Modern fine-tuning for large models almost always uses parameter-efficient methods like LoRA rather than full fine-tuning, which updates every parameter. LoRA reduces the trainable parameter count by orders of magnitude while preserving most of the adaptation benefit.

Types of fine-tuning

Full fine-tuning updates all model parameters. Produces the best adaptation but requires significant compute and risks degrading base model quality on out-of-distribution inputs.

Parameter-efficient fine-tuning (PEFT) updates only a small subset of parameters, often using methods like LoRA, IA3, or prefix tuning. The standard approach for large video and language models.

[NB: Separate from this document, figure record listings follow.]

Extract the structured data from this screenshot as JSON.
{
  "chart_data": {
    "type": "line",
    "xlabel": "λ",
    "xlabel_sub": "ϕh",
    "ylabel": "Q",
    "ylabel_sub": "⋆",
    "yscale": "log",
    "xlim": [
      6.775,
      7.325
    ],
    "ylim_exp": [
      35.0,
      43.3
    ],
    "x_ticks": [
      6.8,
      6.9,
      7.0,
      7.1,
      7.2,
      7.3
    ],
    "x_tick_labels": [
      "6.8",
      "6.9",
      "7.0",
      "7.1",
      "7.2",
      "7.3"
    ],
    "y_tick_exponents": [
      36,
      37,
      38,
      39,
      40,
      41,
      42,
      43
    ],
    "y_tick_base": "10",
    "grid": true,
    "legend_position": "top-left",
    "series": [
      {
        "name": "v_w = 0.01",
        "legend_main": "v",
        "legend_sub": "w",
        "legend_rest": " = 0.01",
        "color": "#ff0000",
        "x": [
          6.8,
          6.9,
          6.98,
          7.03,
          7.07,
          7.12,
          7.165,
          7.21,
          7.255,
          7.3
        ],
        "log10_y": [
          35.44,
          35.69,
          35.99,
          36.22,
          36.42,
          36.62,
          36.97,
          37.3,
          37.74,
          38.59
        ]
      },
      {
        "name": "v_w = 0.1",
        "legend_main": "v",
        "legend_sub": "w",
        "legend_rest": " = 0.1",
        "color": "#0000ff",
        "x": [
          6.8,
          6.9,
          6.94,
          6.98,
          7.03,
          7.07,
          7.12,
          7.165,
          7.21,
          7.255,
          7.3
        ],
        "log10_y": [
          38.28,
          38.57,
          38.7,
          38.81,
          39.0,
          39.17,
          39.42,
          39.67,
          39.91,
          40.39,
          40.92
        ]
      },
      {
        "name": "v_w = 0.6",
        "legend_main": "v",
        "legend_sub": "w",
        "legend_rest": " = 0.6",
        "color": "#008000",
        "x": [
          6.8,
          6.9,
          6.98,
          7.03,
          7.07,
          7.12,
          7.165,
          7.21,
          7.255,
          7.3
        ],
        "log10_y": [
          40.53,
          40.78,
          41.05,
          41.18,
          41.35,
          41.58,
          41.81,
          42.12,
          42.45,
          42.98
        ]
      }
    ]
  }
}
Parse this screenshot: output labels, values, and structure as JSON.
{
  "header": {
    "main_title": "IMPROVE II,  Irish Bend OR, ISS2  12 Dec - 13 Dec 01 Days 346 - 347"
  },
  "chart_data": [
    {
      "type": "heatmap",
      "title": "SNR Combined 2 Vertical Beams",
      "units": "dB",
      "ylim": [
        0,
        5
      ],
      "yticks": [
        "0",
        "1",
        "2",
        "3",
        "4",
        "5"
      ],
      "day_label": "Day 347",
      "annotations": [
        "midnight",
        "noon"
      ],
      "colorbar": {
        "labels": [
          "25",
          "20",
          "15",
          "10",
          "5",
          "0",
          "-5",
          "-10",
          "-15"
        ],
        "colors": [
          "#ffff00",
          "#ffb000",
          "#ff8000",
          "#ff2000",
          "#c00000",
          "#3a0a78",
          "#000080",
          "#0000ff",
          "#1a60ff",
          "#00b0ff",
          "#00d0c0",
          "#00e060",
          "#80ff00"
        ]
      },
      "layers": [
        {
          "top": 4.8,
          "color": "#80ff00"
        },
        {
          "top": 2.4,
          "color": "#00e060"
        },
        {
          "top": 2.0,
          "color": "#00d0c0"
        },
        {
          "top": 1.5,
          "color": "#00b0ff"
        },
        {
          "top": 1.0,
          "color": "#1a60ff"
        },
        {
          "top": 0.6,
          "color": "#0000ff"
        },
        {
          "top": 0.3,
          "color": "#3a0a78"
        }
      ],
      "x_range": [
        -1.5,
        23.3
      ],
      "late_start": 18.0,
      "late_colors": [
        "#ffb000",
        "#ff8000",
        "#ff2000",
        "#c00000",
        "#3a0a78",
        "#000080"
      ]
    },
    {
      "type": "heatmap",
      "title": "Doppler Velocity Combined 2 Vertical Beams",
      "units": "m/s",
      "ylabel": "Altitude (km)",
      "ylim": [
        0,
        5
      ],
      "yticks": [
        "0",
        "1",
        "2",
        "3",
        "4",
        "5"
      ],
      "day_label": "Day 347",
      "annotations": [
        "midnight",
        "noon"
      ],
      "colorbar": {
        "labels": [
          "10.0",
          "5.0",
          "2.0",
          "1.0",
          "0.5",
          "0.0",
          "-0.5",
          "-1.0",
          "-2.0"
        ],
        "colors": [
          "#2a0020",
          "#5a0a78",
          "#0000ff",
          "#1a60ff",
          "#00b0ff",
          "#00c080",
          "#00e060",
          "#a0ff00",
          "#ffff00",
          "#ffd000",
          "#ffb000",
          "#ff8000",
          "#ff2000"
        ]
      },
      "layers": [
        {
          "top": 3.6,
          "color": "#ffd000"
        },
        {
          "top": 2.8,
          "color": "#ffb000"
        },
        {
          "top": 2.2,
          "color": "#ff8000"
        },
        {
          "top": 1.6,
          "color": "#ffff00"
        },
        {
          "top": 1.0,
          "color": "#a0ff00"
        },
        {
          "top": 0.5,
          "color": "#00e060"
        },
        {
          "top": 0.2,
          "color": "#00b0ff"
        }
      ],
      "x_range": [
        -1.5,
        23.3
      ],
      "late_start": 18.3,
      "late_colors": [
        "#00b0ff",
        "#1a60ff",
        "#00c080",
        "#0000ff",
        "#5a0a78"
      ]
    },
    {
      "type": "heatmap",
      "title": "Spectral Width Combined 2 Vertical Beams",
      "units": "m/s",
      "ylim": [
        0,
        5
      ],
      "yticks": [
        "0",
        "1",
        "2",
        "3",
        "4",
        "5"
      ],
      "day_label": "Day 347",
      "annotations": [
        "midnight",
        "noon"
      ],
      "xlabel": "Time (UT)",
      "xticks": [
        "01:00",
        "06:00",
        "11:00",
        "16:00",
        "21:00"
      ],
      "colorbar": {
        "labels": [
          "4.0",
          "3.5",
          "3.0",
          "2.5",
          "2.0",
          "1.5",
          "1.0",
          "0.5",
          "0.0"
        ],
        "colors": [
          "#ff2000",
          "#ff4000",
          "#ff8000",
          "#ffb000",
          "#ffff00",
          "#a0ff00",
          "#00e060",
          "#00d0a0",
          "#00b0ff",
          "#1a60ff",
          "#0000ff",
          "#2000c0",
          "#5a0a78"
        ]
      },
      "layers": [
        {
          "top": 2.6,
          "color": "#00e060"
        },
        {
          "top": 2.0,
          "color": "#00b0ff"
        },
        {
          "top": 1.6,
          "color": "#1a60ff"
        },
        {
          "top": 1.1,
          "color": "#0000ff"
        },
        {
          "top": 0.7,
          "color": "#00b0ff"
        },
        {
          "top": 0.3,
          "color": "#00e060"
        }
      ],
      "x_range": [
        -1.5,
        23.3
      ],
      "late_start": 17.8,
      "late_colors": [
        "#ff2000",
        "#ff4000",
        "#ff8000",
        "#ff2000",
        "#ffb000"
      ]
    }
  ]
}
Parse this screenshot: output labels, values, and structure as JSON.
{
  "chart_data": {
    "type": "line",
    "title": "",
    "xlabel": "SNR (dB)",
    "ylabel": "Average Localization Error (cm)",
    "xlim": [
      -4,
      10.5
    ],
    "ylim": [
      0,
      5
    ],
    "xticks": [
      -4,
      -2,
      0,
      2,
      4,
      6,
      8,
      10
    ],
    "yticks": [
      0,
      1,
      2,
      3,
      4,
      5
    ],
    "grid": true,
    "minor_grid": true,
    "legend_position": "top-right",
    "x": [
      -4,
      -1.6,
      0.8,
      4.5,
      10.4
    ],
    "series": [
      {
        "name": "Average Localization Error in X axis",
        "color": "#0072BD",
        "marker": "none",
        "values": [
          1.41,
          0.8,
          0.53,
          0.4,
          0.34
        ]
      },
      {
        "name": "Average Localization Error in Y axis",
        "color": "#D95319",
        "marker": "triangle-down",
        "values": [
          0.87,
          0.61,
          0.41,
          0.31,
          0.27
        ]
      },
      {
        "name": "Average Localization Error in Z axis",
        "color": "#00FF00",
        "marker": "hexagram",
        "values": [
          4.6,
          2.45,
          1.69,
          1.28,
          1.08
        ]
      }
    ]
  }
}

Dreambooth is a fine-tuning technique designed for subject-specific adaptation: teaching a model to consistently generate a specific person, object, or character from a small set of reference images.

Style fine-tuning trains on examples of a specific visual aesthetic, color palette, or cinematographic approach to produce outputs in that style on any prompt.

Instruction fine-tuning adapts a model to follow specific types of instructions more reliably, improving prompt adherence rather than changing visual style.

Why fine-tuning matters for production

Prompt engineering alone has limits. You can describe a visual style in words, but words are lossy representations of visual information. A fine-tuned model that has seen examples of your brand's visual identity will produce on-brand outputs more reliably than the most precisely written prompt.

For character consistency across a multi-episode production, fine-tuning on reference frames ensures the character looks the same in every shot. For advertising, fine-tuning on brand assets ensures outputs match brand guidelines without manual correction.

LTX-2 fine-tuning

LTX-2 supports fine-tuning via LoRA on the open-source weights, with official training scripts in the GitHub repository. Fine-tuned LoRA adapters load into LTX Desktop locally or can be deployed via the API for managed inference, depending on your workflow requirements.

IC-LoRA (In-Context LoRA), introduced in the January 2026 update, extends fine-tuning to input-dependent transformations such as exposure correction and relighting, learning mappings that depend on the specific content of the input rather than applying a global style shift.